Compare that to LCIDs/Locale Identifiers/Language Identifiers.  The original LCID idea worked when it was developed, but it's pretty much limited to fewer than 512 "primary" languages, and 32 variations.  With languages spoken in many regions, there aren't enough sublangs, like English, yet adding an additional primary language might break applications' assumptions about which languages were English.  The macros to parse an LCID start breaking down.  To conserve the limited space, some related but different languages have been stuck in the same langid.  In other cases, thinking about the LCIDs structure has changed since their original inception.  "Neutrals" also collide with the sublangs in some cases, making it unclear if an LCID is specific or neutral.

  • LANGIDs might actually represent more than one language, it's better to ask GetLocaleInfo for the ISO Language name.
  • SUBLANGs depend on Langid.  The "US" variation of en and es for example have different sublangs.  It's far easier to ask GetLocaleInfo for the ISO region code and test that.
  • Multiple LANGIDs will likely actually represent the same language in the future.
  • Newer locales in Windows 8.1 don't have assigned LCIDs (they can all return the same LCID, or transient variations if they're an explicit user preference). 
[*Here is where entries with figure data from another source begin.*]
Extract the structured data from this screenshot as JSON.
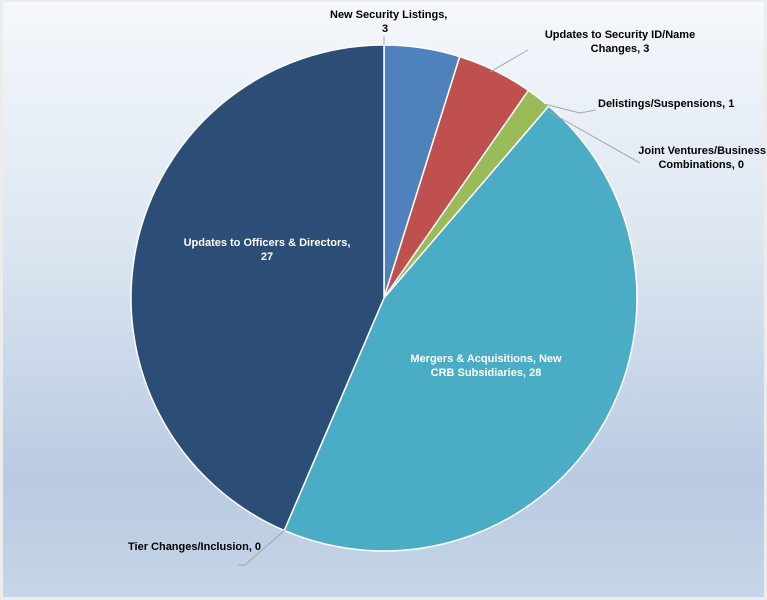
{
  "chart_data": {
    "type": "pie",
    "title": "",
    "start_angle_deg": 0,
    "direction": "clockwise",
    "slices": [
      {
        "label": "New Security Listings",
        "value": 3,
        "color": "#4f81bd"
      },
      {
        "label": "Updates to Security ID/Name Changes",
        "value": 3,
        "color": "#c0504d"
      },
      {
        "label": "Delistings/Suspensions",
        "value": 1,
        "color": "#9bbb59"
      },
      {
        "label": "Joint Ventures/Business Combinations",
        "value": 0,
        "color": "#8064a2"
      },
      {
        "label": "Mergers & Acquisitions, New CRB Subsidiaries",
        "value": 28,
        "color": "#4bacc6"
      },
      {
        "label": "Tier Changes/Inclusion",
        "value": 0,
        "color": "#f79646"
      },
      {
        "label": "Updates to Officers & Directors",
        "value": 27,
        "color": "#2c4d75"
      }
    ],
    "categories": [
      "New Security Listings",
      "Updates to Security ID/Name Changes",
      "Delistings/Suspensions",
      "Joint Ventures/Business Combinations",
      "Mergers & Acquisitions, New CRB Subsidiaries",
      "Tier Changes/Inclusion",
      "Updates to Officers & Directors"
    ],
    "values": [
      3,
      3,
      1,
      0,
      28,
      0,
      27
    ],
    "total": 62,
    "legend": "none (data labels with leader lines)"
  },
  "labels": {
    "new_security_1": "New Security Listings,",
    "new_security_2": "3",
    "sec_id_1": "Updates to Security ID/Name",
    "sec_id_2": "Changes, 3",
    "delistings": "Delistings/Suspensions, 1",
    "jv_1": "Joint Ventures/Business",
    "jv_2": "Combinations, 0",
    "ma_1": "Mergers & Acquisitions, New",
    "ma_2": "CRB Subsidiaries, 28",
    "tier": "Tier Changes/Inclusion, 0",
    "officers_1": "Updates to Officers & Directors,",
    "officers_2": "27"
  }
}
So, if you aren't already using language/locale names, please think about moving to them.  Your code will be more understandable, future proof and robust.

And whether you're using names or LCIDs, the user default is often a good choice (eg, pass LOCALE_NAME_USER_DEFAULT to your GetLocaleInfoEx call)


PS: If you're still stuck for a while on LCIDs, please at least don't expect the LANGID parsing macros to be perfect or useful while you transition towards names.  Also realize that some user settings are going to end up with the LOCALE_CUSTOM_DEFAULT or other variations.  The LCID might be OK to query GetLocaleInfo for information, but on a later date or a different machine, it might have a different meaning.